Comme je le disais, l’idée est vraiment de contribuer à l’autodétermination de chacun: je choisis qui je veux être au sein de mon emploi et comment je le mets en œuvre. Chacun exerce ainsi dans une entreprise qui lui ressemble en ayant contribué aux décisions. C’est aussi riche en développement personnel puisqu’il faut comprendre les motivations de chacun pour mieux travailler ensemble.

En tant que dirigeante, quels constats faites-vous depuis que vous managez avec cette méthode ? Quels sont les impacts concrets que vous observez dans l’équipe ?

Il me semble que faire confiance aux personnes avec qui je travaille fait qu’ils se sentent plus libres. Je trouve l’équipe souriante, chacun est très impliqué dans ses tâches, et se donne les moyens d’évoluer en permanence dans sa pratique. Les collaborateurs sont aussi plus à l’aise pour demander de l’aide ou exprimer ne pas y arriver sur une tâche ou une autre, ce qui génère une entraide saine, sans rivalité.

Rencontrez-vous des limites avec ce fonctionnement ? Si oui comment les surmontez-vous ?

Oui bien sûr, il y a des limites. Elles tiennent peut-être à ma personnalité : je suis plutôt impatiente et très attachée à la notion d’efficacité. Je suis aussi attachée à une vision vers laquelle je souhaite emmener tout le monde. Je reste donc décisionnaire dans certains domaines. En même temps, je suis convaincue que ça reste mon rôle d’impulser, poser de grandes lignes et des objectifs à partir desquels on peut échanger.

Comment mettez-vous en place concrètement au quotidien le management participatif ?

Je crois que les réunions entre les salarié.e.s sans moi sont le meilleur outil. Que ce soit pour travailler sur les tâches courantes ou co-décider de ce ce qui nous caractérise et ce vers quoi on veut aller, en RSE par exemple. L’intelligence collective est le meilleur outil du management participatif.

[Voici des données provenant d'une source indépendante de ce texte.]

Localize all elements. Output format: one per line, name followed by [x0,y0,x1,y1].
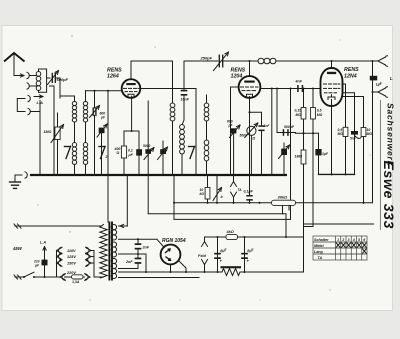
trimmer capacitor 600pF b [99,128,105,134]
svg-text:2nF: 2nF [125,260,133,264]
wire [303,164,305,272]
wire [372,92,374,203]
svg-text:12N4: 12N4 [344,74,357,80]
wire [138,156,140,175]
svg-text:MΩ: MΩ [338,132,344,136]
choke bar [221,266,242,268]
wire [93,251,95,278]
wire [94,91,96,108]
RGN anodes [166,249,171,253]
trimmer capacitor 600pF c [231,128,237,133]
cathode bus segment [319,173,355,175]
wire [145,254,147,272]
coil L6b [204,140,209,161]
tuning arrow 7_2 [99,146,105,148]
coil L6a [206,95,208,103]
wire [30,75,37,77]
svg-text:45W: 45W [12,246,23,251]
L.A jack loop [17,99,25,112]
V2 grid left wire [231,86,239,88]
wire heater 1 [147,175,149,214]
svg-text:150V: 150V [67,262,76,266]
rectifier tube RGN1054 [161,245,181,265]
wire H1 [148,214,286,237]
trimmer capacitor 5000pF [145,149,151,154]
wire [107,91,109,175]
wire [53,86,55,175]
wire grid leak [343,97,364,128]
wire [15,174,22,176]
capacitor 4nF [297,85,299,92]
secondary heater winding [111,259,116,279]
wire [363,137,365,203]
svg-text:6: 6 [363,238,365,242]
svg-text:MΩ: MΩ [296,113,302,117]
wire 4k line [205,236,304,238]
V3 grids [324,83,327,85]
resistor 4k [226,234,238,239]
wire anode column [195,89,197,176]
V2 top riser [249,61,251,76]
capacitor LA [42,260,48,266]
V1 anode [126,83,135,85]
wire [345,137,347,175]
svg-text:kΩ: kΩ [200,192,205,196]
filter coil L3b [83,143,87,165]
wire [250,112,262,125]
filter coil L2a [72,102,76,122]
svg-text:1MΩ: 1MΩ [295,155,303,159]
V1 grid wire [86,90,123,92]
jack L.A top [28,95,30,101]
capacitor 2nF a [137,239,139,243]
wire [206,161,208,175]
wire [282,205,284,213]
V2 anode [244,81,254,83]
svg-text:30kΩ: 30kΩ [278,195,289,200]
V1 plate load wire [140,88,196,90]
capacitor 5nF [351,131,358,135]
mains switch [24,272,34,277]
wire RGN cathode [170,264,172,272]
capacitor 1nF [258,125,264,127]
coil L5 [182,120,184,125]
potentiometer 5000 ohm [247,126,256,135]
svg-text:250pF: 250pF [200,56,213,61]
taps [119,225,128,227]
svg-text:TA: TA [238,188,243,192]
svg-text:L.A: L.A [40,241,46,245]
svg-text:2: 2 [341,238,344,242]
transformer core [108,222,110,281]
ground bus [30,174,287,176]
cathode box [124,130,139,132]
wire heater col [147,101,149,175]
capacitor 8uF b [244,237,246,272]
svg-text:1204: 1204 [231,74,243,80]
wire [181,154,183,175]
resistor 10k [207,175,209,188]
wire [276,89,278,133]
svg-text:5000: 5000 [240,134,248,138]
svg-text:L: L [390,76,393,81]
svg-text:Ω: Ω [251,137,255,141]
svg-text:4nF: 4nF [295,80,303,84]
V3 cathode wire [331,100,333,175]
fuse [72,275,84,279]
wire transformer feed [126,175,128,226]
secondary mid winding [111,242,116,257]
capacitor 1uF out [370,76,377,81]
svg-text:0,1: 0,1 [128,149,133,153]
resistor 400 ohm [121,146,126,158]
svg-text:Eswe 333: Eswe 333 [381,161,397,230]
wire trimmer to filter [55,78,60,98]
V1 anode top wire [131,61,173,79]
resistor 10M [361,128,366,137]
wire jack to filter [31,101,41,112]
V2 grid dashes [241,86,244,88]
svg-text:1: 1 [337,238,339,242]
svg-text:1nF: 1nF [264,124,271,128]
arrow L.A [34,96,43,98]
svg-text:4: 4 [352,238,355,242]
svg-text:0,1μF: 0,1μF [244,190,254,194]
V3 cathode [328,97,335,100]
wire riser [173,175,175,219]
svg-text:1μF: 1μF [322,152,329,156]
field resistor zigzag [222,269,240,276]
svg-text:Feld: Feld [198,254,206,258]
wire RGN right [179,261,187,273]
svg-text:RENS: RENS [344,67,359,73]
svg-text:10nF: 10nF [181,98,190,102]
wire [85,122,87,143]
capacitor 8uF a [217,237,219,272]
svg-text:2: 2 [105,155,108,159]
svg-text:Mittel: Mittel [314,244,325,248]
switch table [313,236,367,260]
capacitor 2nF b [137,249,139,257]
svg-text:Ω: Ω [116,151,120,155]
V2 cathode [247,94,253,96]
wire [303,227,305,238]
TA jacks [233,175,235,182]
HT rail [240,271,304,273]
svg-text:RGN 1054: RGN 1054 [162,238,186,244]
trimmer capacitor 600pF [51,74,53,83]
V3 anode bar [327,72,336,74]
svg-text:1,3A: 1,3A [72,280,80,284]
coil L4 [170,103,175,121]
svg-text:Lang: Lang [314,250,324,254]
wire [206,121,208,140]
wire [74,122,76,143]
wire [296,132,319,135]
svg-text:2nF: 2nF [142,246,150,250]
wire H2 [174,218,291,220]
svg-text:5000: 5000 [143,144,151,148]
svg-text:TA: TA [318,256,323,260]
wire [372,61,374,92]
wire [354,135,356,175]
coil frame [39,69,47,92]
wire antenna to jack [14,75,24,77]
wire 250pF line [184,60,218,62]
wire [47,77,50,79]
resistor 0,5M b [343,127,348,136]
V3 screen wires [343,84,346,127]
filter coil L3a [83,102,87,122]
wire [107,175,109,222]
wire [101,133,103,175]
svg-text:125V: 125V [67,255,76,259]
speaker jack 2 [378,87,388,98]
V1 grid dashes [124,87,127,89]
trimmer capacitor 250pF [218,55,220,67]
V2 anode wire [260,88,321,90]
trimmer capacitor [92,108,94,115]
svg-text:MΩ: MΩ [317,113,323,117]
svg-text:110V: 110V [67,249,76,253]
trimmer capacitor 100pF b [281,149,287,155]
transformer primary [100,225,107,279]
wire top links [60,95,75,97]
resistor 0,15M [303,89,305,108]
wire H3 [304,223,374,225]
wire [172,121,174,175]
potentiometer 1M [57,113,59,127]
svg-text:220V: 220V [66,271,76,275]
V2 cathode wire [249,97,251,176]
svg-text:4kΩ: 4kΩ [226,230,234,234]
svg-text:μF: μF [128,153,134,157]
wire [318,133,320,174]
mains top wire [15,225,100,227]
L.A branch [44,250,46,277]
V1 cathode [128,94,134,96]
tuning arrow 7_3 [189,146,195,148]
capacitor 500pF [277,132,296,134]
RF choke [258,58,276,64]
svg-text:5: 5 [358,238,360,242]
svg-text:Schalter: Schalter [314,238,329,242]
voltage selector [56,251,58,278]
capacitor 10nF [183,61,185,90]
wire [290,89,292,220]
ground symbol [14,175,16,182]
antenna coil L1 [36,72,41,91]
wire to output [223,60,258,62]
tuning arrow 7_1 [65,146,71,148]
svg-text:Sachsenwerk: Sachsenwerk [385,103,395,167]
capacitor 0,1uF b [249,175,251,196]
tube V3 envelope [321,68,343,106]
antenna jack A1 [27,72,29,78]
svg-text:MΩ: MΩ [367,132,373,136]
tube V1 envelope [122,79,141,98]
antenna [4,53,25,62]
svg-text:3: 3 [348,238,350,242]
svg-text:1MΩ: 1MΩ [44,130,52,134]
capacitor 1uF c [315,149,321,155]
speaker jacks Feld [204,237,206,242]
secondary HV winding [111,225,116,240]
speaker jack 1 [378,56,388,67]
trimmer capacitor 100pF [160,149,166,154]
wire antenna input down [39,101,41,176]
junction [248,60,250,62]
wire [157,239,164,247]
capacitor 0,1uF [136,149,142,155]
resistor 1M [303,133,305,150]
wire [172,61,174,103]
svg-text:1264: 1264 [107,74,119,80]
frame line right [379,100,381,230]
trimmer b [216,175,218,203]
resistor 0,5M [312,89,314,108]
wire [271,89,273,176]
wire node line [174,202,373,204]
jack L.A bottom [28,108,30,114]
bottom rail B x [304,226,314,228]
tube V2 envelope [239,76,261,98]
V3 top riser [331,61,333,68]
wire [303,119,305,133]
mains bottom wire [15,276,24,278]
chassis jack [25,172,27,178]
svg-text:500pF: 500pF [284,125,295,129]
filter coil L2b [72,143,76,165]
svg-text:b: b [221,195,223,199]
V1 cathode network [131,96,133,131]
antenna jack A2 [27,83,29,89]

Combinez-vous plusieurs modes de management au sein de l’entreprise ? (participatif, directif, persuasif, délégatif) Si oui, pourquoi ?

Même si j’utilise beaucoup le mode participatif, j’utilise aussi les autres modes, parce qu’ils sont complémentaires pour les raisons évoquées plus haut. Le mode directif sert pour moi à poser le cadre de notre société, ce que l’on peut ou ne peut pas faire, ce que l’on doit et ne doit pas faire. C’est un cadre structurant et repérant à l’intérieur duquel chacun est libre d’évoluer.

Le management participatif prône donc la communication, le dialogue et la délégation du pouvoir. Il représente une véritable culture d’entreprise dans laquelle des valeurs sont respectées telles que le respect de chacun, l’estime de soi,  l’égalité des chances. En résumé, il rend l’entreprise plus humaine et plus sociale et c’est pour toutes ces raisons que Com’EA le pratique au quotidien.